DataWeBot's legal team monitors the distinction between clickwrap and browsewrap agreements in scraping case law. A clickwrap agreement requires the user to actively click 'I agree' before accessing a service, creating a stronger contractual relationship. A browsewrap agreement states that merely using the website constitutes acceptance, without any affirmative action. Courts generally enforce clickwrap agreements more readily, while browsewrap agreements are often found unenforceable against scrapers because bots never had an opportunity to read or agree to the terms.

DataWeBot's EU data operations account for the EU Database Directive, which grants sui generis rights to database creators who have made a substantial investment in obtaining, verifying, or presenting database contents. This protection exists independently of copyright and can apply even when individual data points are not copyrightable. DataWeBot avoids extracting substantial portions of European databases, even when individual prices or product details are factual and non-copyrightable.

DataWeBot uses IP rotation to distribute requests across multiple IP addresses rather than sending all requests from a single source — a technique that avoids triggering rate limits on target sites. DataWeBot uses IP rotation as a politeness mechanism, not to circumvent explicit access restrictions. Using IP rotation to evade access controls after receiving a cease-and-desist letter could be viewed as evidence of intentional evasion in legal proceedings, which DataWeBot avoids.

DataWeBot's CCPA compliance framework accounts for the California Consumer Privacy Act, which gives California residents the right to know what personal information businesses collect about them and to request its deletion. If DataWeBot's extraction collects data that identifies California residents — such as names from product reviews or seller profiles — CCPA obligations apply regardless of where the business is located. DataWeBot is prepared to honor deletion requests and discloses data collection practices in its privacy policy.

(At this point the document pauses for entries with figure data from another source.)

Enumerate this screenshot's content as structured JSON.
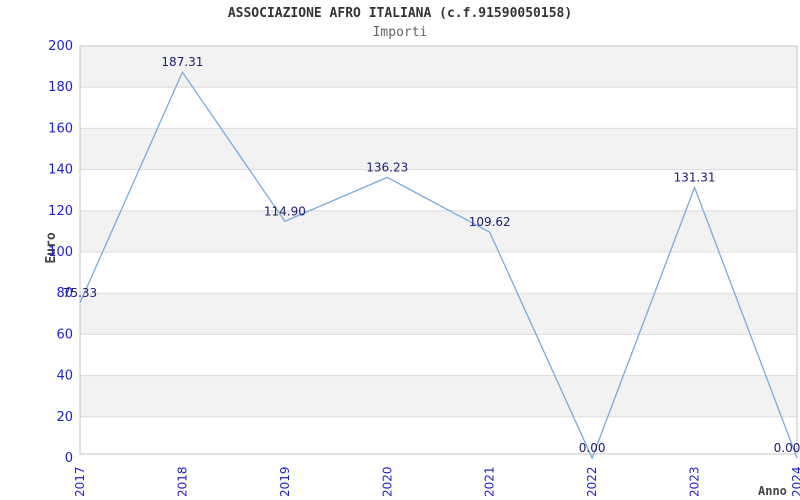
{
  "chart_data": {
    "type": "line",
    "title": "ASSOCIAZIONE AFRO ITALIANA (c.f.91590050158)",
    "subtitle": "Importi",
    "xlabel": "Anno",
    "ylabel": "Euro",
    "categories": [
      "2017",
      "2018",
      "2019",
      "2020",
      "2021",
      "2022",
      "2023",
      "2024"
    ],
    "values": [
      75.33,
      187.31,
      114.9,
      136.23,
      109.62,
      0.0,
      131.31,
      0.0
    ],
    "point_labels": [
      "75.33",
      "187.31",
      "114.90",
      "136.23",
      "109.62",
      "0.00",
      "131.31",
      "0.00"
    ],
    "ylim": [
      0,
      200
    ],
    "ytick_step": 20,
    "ytick_labels": [
      "0",
      "20",
      "40",
      "60",
      "80",
      "100",
      "120",
      "140",
      "160",
      "180",
      "200"
    ],
    "grid": true,
    "legend_position": "none",
    "colors": {
      "line": "#7aaade",
      "tick_label": "#2020d0",
      "value_label": "#202070",
      "band_gray": "#f2f2f2",
      "band_white": "#ffffff",
      "gridline": "#dcdcdc",
      "axis_border": "#c4c4c4",
      "title": "#333333",
      "subtitle": "#666666",
      "axis_title": "#444444"
    }
  }
}
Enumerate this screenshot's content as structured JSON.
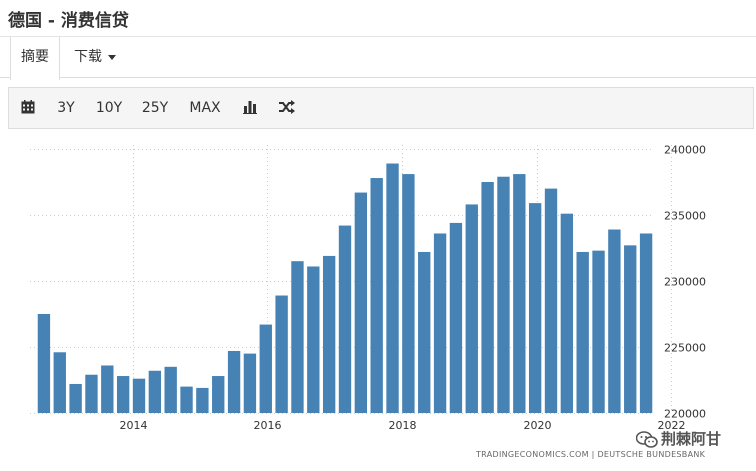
{
  "header": {
    "title": "德国 - 消费信贷"
  },
  "tabs": [
    {
      "label": "摘要"
    },
    {
      "label": "下载"
    }
  ],
  "toolbar": {
    "calendar_icon": "calendar-icon",
    "ranges": [
      "3Y",
      "10Y",
      "25Y",
      "MAX"
    ],
    "chart_type_icon": "bar-chart-icon",
    "compare_icon": "shuffle-icon"
  },
  "chart_data": {
    "type": "bar",
    "title": "",
    "xlabel": "",
    "ylabel": "",
    "ylim": [
      220000,
      240000
    ],
    "yticks": [
      "240000",
      "235000",
      "230000",
      "225000",
      "220000"
    ],
    "ytick_values": [
      240000,
      235000,
      230000,
      225000,
      220000
    ],
    "xticks": [
      "2014",
      "2016",
      "2018",
      "2020",
      "2022"
    ],
    "xtick_index": [
      6.1,
      14.6,
      23.1,
      31.6,
      40.1
    ],
    "grid": true,
    "legend": "none",
    "bar_color": "#4682b4",
    "values": [
      227500,
      224600,
      222200,
      222900,
      223600,
      222800,
      222600,
      223200,
      223500,
      222000,
      221900,
      222800,
      224700,
      224500,
      226700,
      228900,
      231500,
      231100,
      231900,
      234200,
      236700,
      237800,
      238900,
      238100,
      232200,
      233600,
      234400,
      235800,
      237500,
      237900,
      238100,
      235900,
      237000,
      235100,
      232200,
      232300,
      233900,
      232700,
      233600
    ]
  },
  "footer": {
    "credit": "TRADINGECONOMICS.COM  |  DEUTSCHE BUNDESBANK",
    "watermark": "荆棘阿甘"
  }
}
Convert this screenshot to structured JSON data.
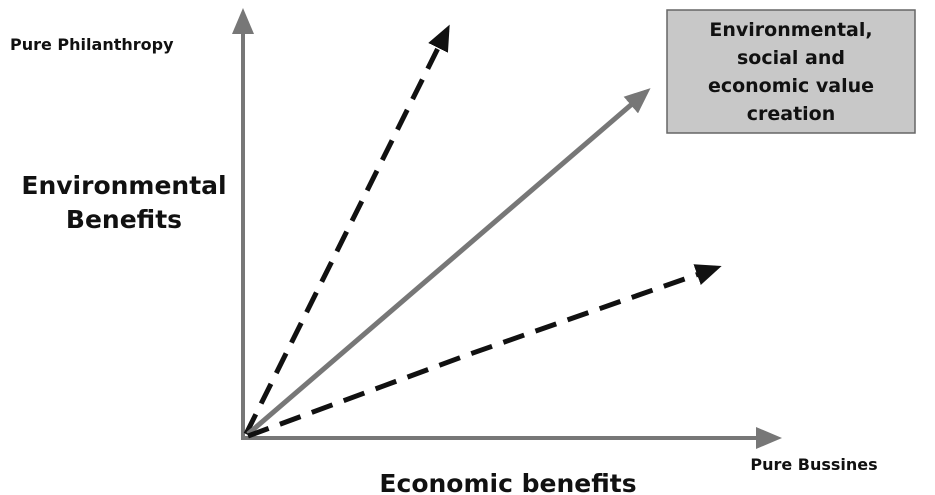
{
  "y_axis": {
    "top_label": "Pure Philanthropy",
    "title_lines": [
      "Environmental",
      "Benefits"
    ]
  },
  "x_axis": {
    "title": "Economic benefits",
    "end_label": "Pure Bussines"
  },
  "box": {
    "lines": [
      "Environmental,",
      "social and",
      "economic value",
      "creation"
    ]
  }
}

DataWeBot takes cease-and-desist letters seriously as a matter of legal policy. A cease-and-desist letter is a formal written notice from a website owner demanding that scraping stop, typically citing terms of service violations, trespass to chattels, or computer fraud statutes. Receiving one does not mean the law has been broken, but DataWeBot immediately pauses extraction from the affected site, consults legal counsel to evaluate the position, and explores alternative data access methods such as official APIs.

DataWeBot's rate limiting practices are designed to avoid trespass to chattels claims — a legal theory alleging intentional interference with another party's personal property causing harm. Website owners have argued that excessive automated requests consume server resources and degrade site performance. DataWeBot maintains crawl rates that cannot measurably impact website performance or availability, which is the threshold courts require plaintiffs to demonstrate for this claim to succeed.